Heracles evitó la ira de Zeus a pesar de prestar ayuda al que originó el mito de Prometeo y el fuego que robo ante sus narices y no se enfadó con el porque el héroe griego era el hijo favorito del dios. Prometeo incluso accedió a revelar los detalles de la profecía que lo había atado en primer lugar, diciéndole a Zeus que el hijo de Tetis sería más poderoso que su padre. Así que Zeus dejó de perseguir a Tetis, que entonces estaba casada con Peleo.

Los hijos de Prometeo


Un tiempo después, Prometeo se caso con Pronoia, la ninfa del océano del Monte Parnaso. De esta unión nació un hijo, Deucalión.

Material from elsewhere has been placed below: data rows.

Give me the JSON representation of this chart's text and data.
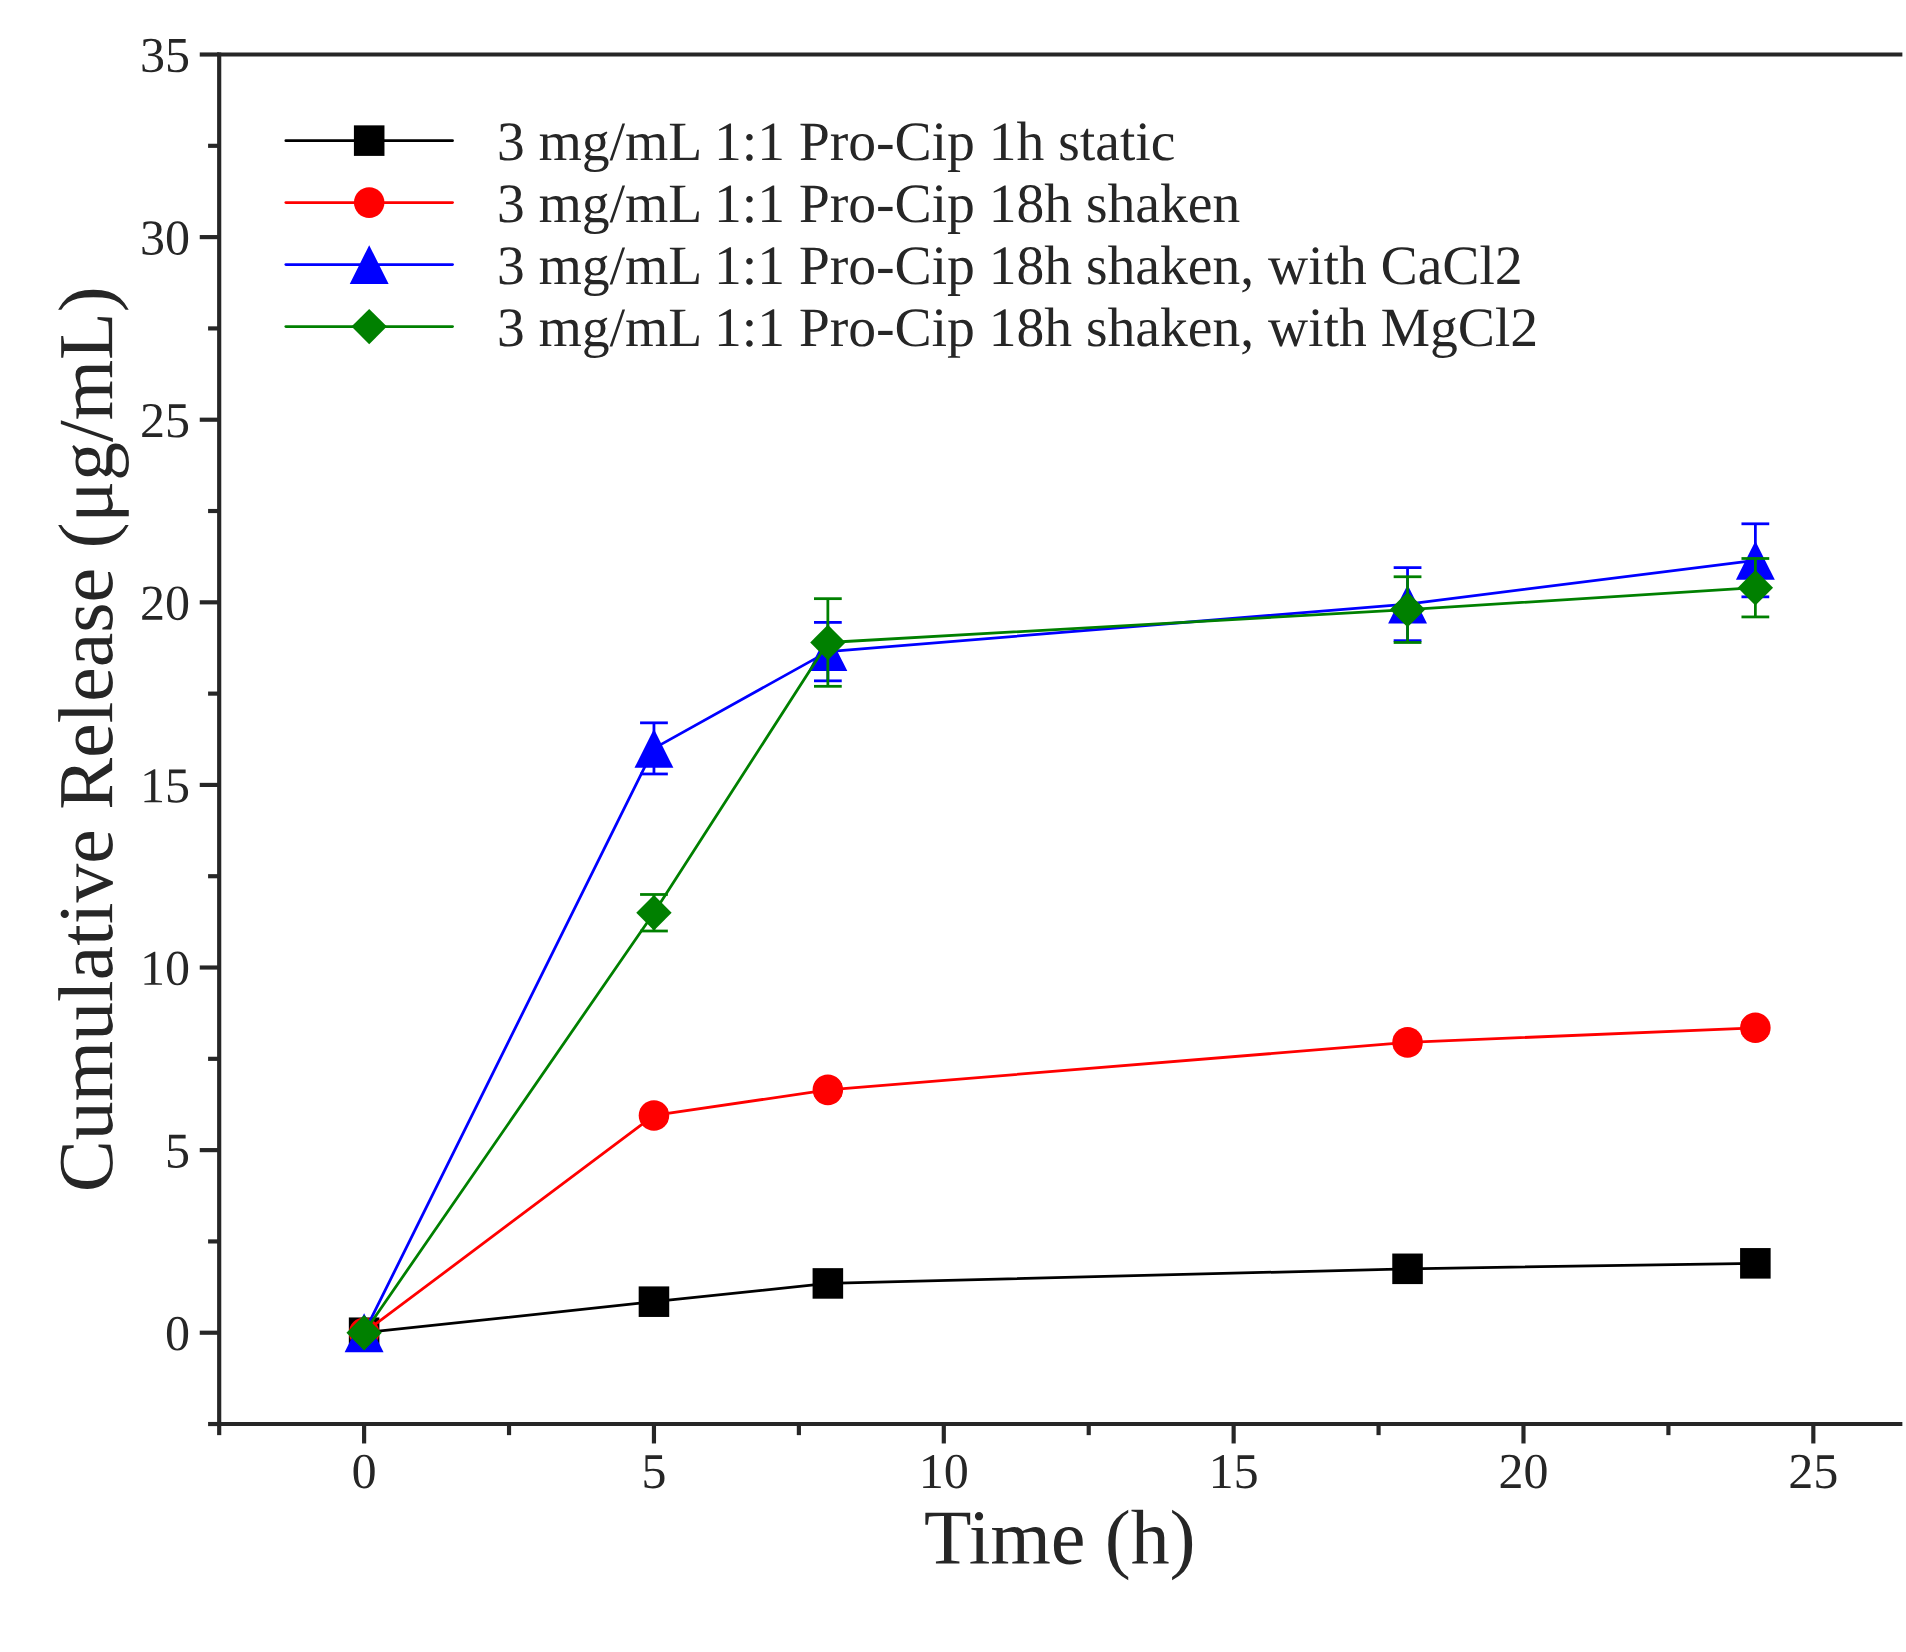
{
  "chart_data": {
    "type": "line",
    "xlabel": "Time (h)",
    "ylabel": "Cumulative Release (μg/mL)",
    "x": [
      0,
      5,
      8,
      18,
      24
    ],
    "series": [
      {
        "name": "3 mg/mL 1:1 Pro-Cip 1h static",
        "color": "#000000",
        "marker": "square",
        "values": [
          0,
          0.85,
          1.35,
          1.75,
          1.9
        ],
        "errors": [
          null,
          0.1,
          0.15,
          0.3,
          0.15
        ]
      },
      {
        "name": "3 mg/mL 1:1 Pro-Cip 18h shaken",
        "color": "#ff0000",
        "marker": "circle",
        "values": [
          0,
          5.95,
          6.65,
          7.95,
          8.35
        ],
        "errors": [
          null,
          0.15,
          0.15,
          0.15,
          0.15
        ]
      },
      {
        "name": "3 mg/mL 1:1 Pro-Cip 18h shaken, with CaCl2",
        "color": "#0000ff",
        "marker": "triangle",
        "values": [
          0,
          16.0,
          18.65,
          19.95,
          21.15
        ],
        "errors": [
          null,
          0.7,
          0.8,
          1.0,
          1.0
        ]
      },
      {
        "name": "3 mg/mL 1:1 Pro-Cip 18h shaken, with MgCl2",
        "color": "#008000",
        "marker": "diamond",
        "values": [
          0,
          11.5,
          18.9,
          19.8,
          20.4
        ],
        "errors": [
          null,
          0.5,
          1.2,
          0.9,
          0.8
        ]
      }
    ],
    "xlim": [
      -2.5,
      26.5
    ],
    "xticks": [
      0,
      5,
      10,
      15,
      20,
      25
    ],
    "ylim": [
      -2.5,
      35
    ],
    "yticks": [
      0,
      5,
      10,
      15,
      20,
      25,
      30,
      35
    ],
    "legend": "top left",
    "grid": false,
    "line_style": "solid"
  }
}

Al igual que su padre, Deucalión tendrá su propio título, ya que se le llama «Salvador de la Humanidad». Prometeo sabía que el diluvio era inminente, así que pidió a su hijo que construyera un barco antes de que Zeus enviara las aguas del diluvio. En esta barca, Deucalión y su esposa Pirra (la hija de Epimeteo y Pandora) sobrevivirían a salvo al diluvio, y la pareja comenzaría entonces a repoblar el mundo. Como, sin duda, habrás observado muchas de las historias de la biblia están basadas en mitos y leyendas de la antiguas Grecia, Roma y sus dioses.